Dans un
célèbre film d’Henri-Georges Clouzot intitulé Le salaire de la peur, qui
a remporté la Palme d’or au Festival de Cannes en 1953, deux aventuriers
incarnés par Yves Montand et Charles Vanel acceptent, pour une somme de 2000 $,
considérable à l’époque, de transporter 400 kilos de nitroglycérine sur les
routes cabossées d’Amérique centrale malgré la peur qui les tenaille.
Les
nouvelles primes que le gouvernement Legault offre maintenant à
ceux et celles qui accepteront de travailler dans les « zones chaudes » des
CHSLD et des hôpitaux infectés par la COVID-19 sont peut-être moins
affriolantes, mais elles constituent aussi une sorte de « salaire de la
peur », qui témoigne de la difficulté de trouver des volontaires.
Le problème
est que cette bonification peut aussi être dissuasive, dans la mesure où
elle vient souligner le risque que courront ceux qui l’accepteront.
Souhaitons qu’ils soient nombreux, mais force est de constater que
l’absentéisme dans le réseau de la santé n’a cessé d’augmenter depuis que la
rémunération des préposés aux bénéficiaires a été augmentée une première fois.
De toute
évidence, plusieurs estiment que leur vie et celle de leurs proches n’ont pas
de prix. Malgré toute l’horreur du drame qui se déroule dans les CHSLD, comment
le leur reprocher ? On les a abandonnés sur cette galère et ils ont toutes les
raisons d’en vouloir à ceux qui ont fait la sourde oreille aux multiples
avertissements lancés depuis des années.
Il était
clair dès le départ que la santé, y compris la santé mentale, et l’économie
étaient deux facteurs qu’il fallait prendre en compte dans la gestion de la
crise et la décision de déconfiner, mais on en avait peut-être sous-estimé un
troisième, la peur, qu’on ne peut pas mesurer avec des tests de dépistage ou
des projections comptables.
M. Legault
s’est excusé de ne pas avoir passé outre les objections syndicales et augmenté
la rémunération des préposés aux bénéficiaires avant même le début de la
pandémie, mais rien n’assure que cela aurait suffi à apaiser leurs craintes.

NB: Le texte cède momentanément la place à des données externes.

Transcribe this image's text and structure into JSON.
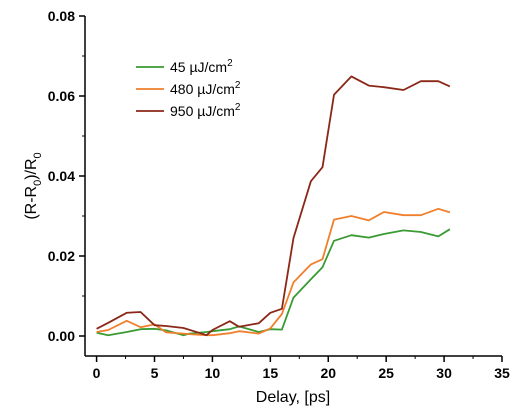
{
  "chart_data": {
    "type": "line",
    "xlabel": "Delay, [ps]",
    "ylabel": {
      "parts": [
        "(R-R",
        "0",
        ")/R",
        "0"
      ]
    },
    "xlim": [
      -1,
      35
    ],
    "ylim": [
      -0.005,
      0.08
    ],
    "xticks": [
      0,
      5,
      10,
      15,
      20,
      25,
      30,
      35
    ],
    "xtick_labels": [
      "0",
      "5",
      "10",
      "15",
      "20",
      "25",
      "30",
      "35"
    ],
    "yticks": [
      0.0,
      0.02,
      0.04,
      0.06,
      0.08
    ],
    "ytick_labels": [
      "0.00",
      "0.02",
      "0.04",
      "0.06",
      "0.08"
    ],
    "grid": false,
    "legend_position": "top-left",
    "series": [
      {
        "name": "45 µJ/cm",
        "name_sup": "2",
        "color": "#3a9a34",
        "x": [
          0,
          1,
          2.6,
          3.8,
          5,
          6,
          7.5,
          8,
          9.5,
          10,
          11.5,
          12.3,
          14,
          15,
          16,
          17,
          18.5,
          19.5,
          20.5,
          22,
          23.5,
          24.8,
          26.5,
          28,
          29.5,
          30.5
        ],
        "y": [
          0.0008,
          0.0002,
          0.001,
          0.0017,
          0.0018,
          0.0014,
          0.0002,
          0.0006,
          0.001,
          0.0012,
          0.0017,
          0.0024,
          0.001,
          0.0017,
          0.0016,
          0.0096,
          0.0142,
          0.0172,
          0.0238,
          0.0252,
          0.0246,
          0.0255,
          0.0264,
          0.026,
          0.0249,
          0.0267
        ]
      },
      {
        "name": "480 µJ/cm",
        "name_sup": "2",
        "color": "#f07f2c",
        "x": [
          0,
          1,
          2.6,
          3.8,
          5,
          6,
          7.5,
          8.3,
          9.5,
          10,
          11.5,
          12.3,
          14,
          15,
          16,
          17,
          18.5,
          19.5,
          20.5,
          22,
          23.5,
          24.8,
          26.5,
          28,
          29.5,
          30.5
        ],
        "y": [
          0.001,
          0.0015,
          0.0038,
          0.0022,
          0.0029,
          0.0009,
          0.0006,
          0.0004,
          0.0002,
          0.0002,
          0.0007,
          0.0012,
          0.0006,
          0.0019,
          0.0055,
          0.0134,
          0.0179,
          0.0192,
          0.0291,
          0.03,
          0.0289,
          0.031,
          0.0302,
          0.0302,
          0.0318,
          0.0309
        ]
      },
      {
        "name": "950 µJ/cm",
        "name_sup": "2",
        "color": "#8b2717",
        "x": [
          0,
          1,
          2.6,
          3.8,
          5,
          6,
          7.5,
          8.3,
          9.5,
          10,
          11.5,
          12.3,
          14,
          15,
          16,
          17,
          18.5,
          19.5,
          20.5,
          22,
          23.5,
          24.8,
          26.5,
          28,
          29.5,
          30.5
        ],
        "y": [
          0.0018,
          0.0033,
          0.0058,
          0.006,
          0.0027,
          0.0025,
          0.002,
          0.0013,
          0.0002,
          0.0015,
          0.0037,
          0.0023,
          0.0032,
          0.0058,
          0.0068,
          0.0245,
          0.0387,
          0.0422,
          0.0603,
          0.0649,
          0.0626,
          0.0622,
          0.0615,
          0.0637,
          0.0637,
          0.0624
        ]
      }
    ]
  }
}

Soit, la Prestation canadienne d’urgence (PUC) a pu faire grossir le risque
d’un retour au travail aux yeux de certains, mais comment le gouvernement
Trudeau aurait-il pu les en exclure ?
À propos de
la peur, les proverbes divergent. On dit tantôt qu’elle est « mauvaise
conseillère », tantôt qu’elle est « le début de la sagesse ». Le
problème est qu’on ne le sait souvent qu’après. Pour mémoire, dans le film de
Clouzot, un des deux aventuriers meurt de la gangrène après avoir eu la jambe
écrasée sous les roues d’un camion. L’autre réussit à remplir sa mission et
empoche les deux primes, mais tombe bêtement dans un ravin sur le chemin du
retour. Au bout du compte, ni l’un ni l’autre n’ont été tués par la
nitroglycérine.
Si les
travailleurs de la santé sont sur la ligne de front, bien des enseignants et
des éducatrices, en particulier les plus âgés, craignent aussi pour leur
sécurité. Il n’est pas question de leur offrir des primes, mais ils doivent au
moins avoir le sentiment qu’on leur donne l’heure juste et qu’on leur demande
de rentrer au travail pour les bonnes raisons. Le doute ne peut qu’entretenir la
peur.
Quand il a
déclaré, lundi dernier, que les plus de 60 ans étaient à risque,
M. Legault savait très bien que les 60-69 ans ne représentaient
que 6,5 % des décès. Il ne pouvait pas décemment transformer ce chiffre en
argument pour les inciter à retourner au travail à peine deux jours plus tard.
Faire valoir qu’il serait injuste de les en empêcher était un sophisme
grossier. Il ne s’agissait pas d’une autorisation, mais bien d’une demande.
Tout le monde a compris que le retour au travail des enseignants et des
éducatrices était surtout une condition indispensable à la reprise des
activités économiques.
De la même
façon, décider soudainement de faire passer de 10 à 15 le nombre d’enfants
qui pourront se retrouver dans un service de garde scolaire allait ouvertement
à l’encontre de tous les conseils de prudence que le gouvernement a multipliés
depuis des semaines. Avec toutes ces contradictions, comment ne pas être
troublé ?
Reporter la
réouverture des commerces et des écoles à Montréal était une sage décision sur
le plan de la santé, mais cela contribuera peut-être aussi à redonner confiance
dans les motivations du gouvernement. M. Legault avait été bien averti que
le déconfinement serait une opération infiniment plus délicate à mener que le
confinement, et cela ne fait que commencer.